Citi will make Citi Pay available to all of its customers for online and in-app purchases, thanks to a partnership with MasterCard and the network’s Masterpass service. Customers with an Android device will have the ability to make in-store purchases via NFC at contactless point-of-sale terminals.
Citi Pay is not available as an iOS app.
Citi later this year will roll out the Citi Pay in-store payment feature to customers in Australia, Singapore and Mexico. The bank will launch Citi Pay in the U.S. in early 2017 with online, in-app and proximity mobile payments, according to a press release.
Citi expects to add more markets at a later time.
"Whether it is online, on a phone, or at a store, we want Citi customers to have seamless, convenient and fast payment options wherever they go," Barry Rodrigues, head of global digital payments at Citi, said in a statement. "With more than 100 million customers in the fastest-growing cities in 19 countries, Citi is uniquely positioned to accelerate payment innovation on a global scale. With Citi Pay, we are offering our customers flexibility wherever and whenever they choose to make purchases."
For online and in-app purchases, Citi customers can use the same Citibank online user ID and password that they currently use to manage their existing online relationship with Citi. That capability is possible thanks to Citi's Masterpass integration that will enable Citi customers to use Citi Pay at hundreds of thousands of merchants across 33 countries at launch.
Citi’s decision to launch a standalone app will continue to spark debate about what works best for banks — a separate app that sits alongside the mobile banking app, or an NFC-based mobile payments feature within a mobile banking app.

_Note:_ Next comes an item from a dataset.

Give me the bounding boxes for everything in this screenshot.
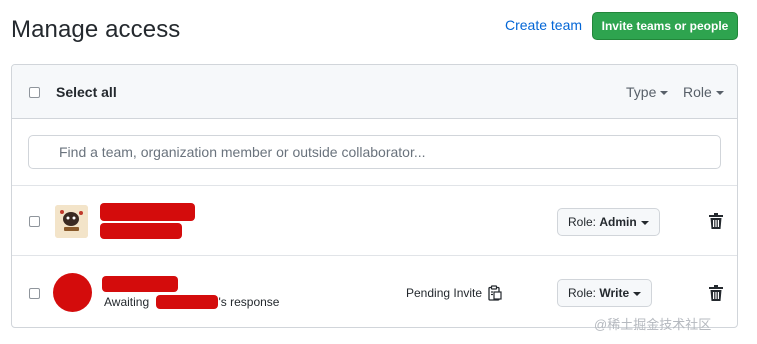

Most industry observers who Mobile Payments Today has interviewed in the past believe an enhanced mobile banking app makes more sense.
"In the short term, maybe they sit side-by-side and maybe there's going to be a little bit of redundancy," Daniel Van Dyke, a mobile research specialist at Javelin Strategy & Research, told Mobile Payments Today earlier this year. "But long-term, I think the trajectory is an integrated mobile app where purchases at the point of sale are just one function of many within a mobile banking app."
MasterCard earlier this year made it easier for banks to add a payments component to their Android mobile banking app when it announced support of NFC-enabled mobile payments on compatible Android devices through Masterpass.
At the time, MasterCard said that Masterpass' new capability was intended to give banks a say with their own mobile payment product.
"We have a very conscious strategy that banks should be into Apple Pay, Android Pay and Samsung Pay because we think certain customer segments have a natural affinity for those digital brands and we want our cards to be used there," James Anderson, group executive for platforms in MasterCard's emerging payments division, told Mobile Payments Today at the time of the announcement. "We also think the banks need their own digital offerings. We think the banks have the assets to differentiate their offerings and frankly, we think they have an imperative to have their own offerings because they need to maintain relevance with their cardholders."